Excerpts from the ChicagoTribune.com:

The cities of Naperville and Aurora will share a $1.4 million federal grant to train police, firefighters, and other emergency personnel in how to deal with a terrorist attack.

The Federal Emergency Management Agency funding, to be disbursed over a three-year period, will allow emergency teams to coordinate training, planning, and exercises to prepare for an attack similar to those that have occurred in Paris, Boston, and elsewhere. The grant is one of 30 issued nationally by FEMA.

Naperville firefighters and police already provide automatic mutual aid to nearby communities in times of crisis. 

The grant money will help emergency service providers to work with our partners and provide training for employees of Edward Hospital in Naperville, local colleges and universities, and the area’s two public school systems, among others. School administrators, faculty, and staff members can be taught what they can do to safeguard students during a crisis until police and firefighters can get to the scene.

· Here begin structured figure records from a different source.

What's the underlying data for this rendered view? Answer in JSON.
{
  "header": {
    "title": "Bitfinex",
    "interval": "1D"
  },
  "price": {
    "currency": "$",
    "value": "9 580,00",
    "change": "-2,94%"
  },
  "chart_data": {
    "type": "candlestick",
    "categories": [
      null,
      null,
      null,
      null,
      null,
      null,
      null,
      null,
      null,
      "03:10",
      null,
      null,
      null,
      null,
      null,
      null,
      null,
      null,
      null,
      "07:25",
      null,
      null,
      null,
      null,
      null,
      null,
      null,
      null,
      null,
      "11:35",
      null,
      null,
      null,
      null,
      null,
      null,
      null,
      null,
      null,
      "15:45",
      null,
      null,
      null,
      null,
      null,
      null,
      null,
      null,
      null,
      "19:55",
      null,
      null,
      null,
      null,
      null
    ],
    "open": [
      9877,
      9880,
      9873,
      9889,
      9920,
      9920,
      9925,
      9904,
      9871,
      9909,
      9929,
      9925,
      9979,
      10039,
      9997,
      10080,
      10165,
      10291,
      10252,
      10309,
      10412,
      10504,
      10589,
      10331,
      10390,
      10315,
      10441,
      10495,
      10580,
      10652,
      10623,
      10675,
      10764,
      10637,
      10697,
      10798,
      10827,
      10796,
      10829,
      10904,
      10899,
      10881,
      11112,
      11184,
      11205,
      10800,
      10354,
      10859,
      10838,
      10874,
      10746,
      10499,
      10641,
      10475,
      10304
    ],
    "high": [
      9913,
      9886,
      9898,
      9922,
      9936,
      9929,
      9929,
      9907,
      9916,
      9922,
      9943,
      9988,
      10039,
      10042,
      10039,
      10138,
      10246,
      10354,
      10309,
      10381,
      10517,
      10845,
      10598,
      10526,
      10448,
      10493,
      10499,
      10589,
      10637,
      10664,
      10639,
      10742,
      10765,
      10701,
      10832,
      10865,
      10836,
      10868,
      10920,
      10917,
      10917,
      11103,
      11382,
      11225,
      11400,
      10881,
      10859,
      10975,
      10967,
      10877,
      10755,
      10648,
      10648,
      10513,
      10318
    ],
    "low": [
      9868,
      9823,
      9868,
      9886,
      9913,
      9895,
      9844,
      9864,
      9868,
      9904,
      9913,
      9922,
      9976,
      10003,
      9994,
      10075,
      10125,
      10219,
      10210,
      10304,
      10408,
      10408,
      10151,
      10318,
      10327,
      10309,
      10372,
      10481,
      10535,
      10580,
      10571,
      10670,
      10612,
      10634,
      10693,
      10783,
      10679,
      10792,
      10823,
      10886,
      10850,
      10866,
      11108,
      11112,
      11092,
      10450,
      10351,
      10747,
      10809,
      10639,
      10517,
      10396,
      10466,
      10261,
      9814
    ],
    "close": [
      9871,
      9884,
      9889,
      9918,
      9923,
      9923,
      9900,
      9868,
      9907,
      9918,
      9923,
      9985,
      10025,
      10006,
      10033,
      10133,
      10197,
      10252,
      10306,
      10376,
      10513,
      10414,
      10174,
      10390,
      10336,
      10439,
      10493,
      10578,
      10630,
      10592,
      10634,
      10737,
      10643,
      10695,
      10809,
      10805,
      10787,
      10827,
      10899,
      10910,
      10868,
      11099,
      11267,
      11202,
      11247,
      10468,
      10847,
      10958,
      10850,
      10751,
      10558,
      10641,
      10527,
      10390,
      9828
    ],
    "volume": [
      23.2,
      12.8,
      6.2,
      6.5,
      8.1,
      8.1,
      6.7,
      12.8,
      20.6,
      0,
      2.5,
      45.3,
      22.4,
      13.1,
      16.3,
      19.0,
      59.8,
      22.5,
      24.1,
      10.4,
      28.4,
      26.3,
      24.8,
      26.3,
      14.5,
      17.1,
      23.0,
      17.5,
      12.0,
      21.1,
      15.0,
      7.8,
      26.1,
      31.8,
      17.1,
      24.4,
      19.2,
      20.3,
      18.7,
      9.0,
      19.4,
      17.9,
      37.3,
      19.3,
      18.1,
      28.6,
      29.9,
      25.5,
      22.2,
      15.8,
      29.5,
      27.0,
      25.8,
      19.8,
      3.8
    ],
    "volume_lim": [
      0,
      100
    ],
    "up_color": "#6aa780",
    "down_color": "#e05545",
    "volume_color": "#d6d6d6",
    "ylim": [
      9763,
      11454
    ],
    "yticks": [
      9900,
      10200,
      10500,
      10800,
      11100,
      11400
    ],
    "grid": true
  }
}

FEMA officials in February announced their Prepare Communities for Complex Coordinated Terrorist Attacks grant program, with municipalities and agencies across the country competing for the funding.

Among the plan’s goals were adoption of region-wide, common response tactics for emergency personnel; reviewing all valid assessments and critical infrastructure; ensuring that continuity of operations plans exist at all levels, and with all responding agencies; and sharing all approved processes findings and corrective actions with local, regional, state and national partners.

The grant awarded to Naperville and Aurora was the largest given to any municipality or agency in Illinois, and the 12th largest nationally.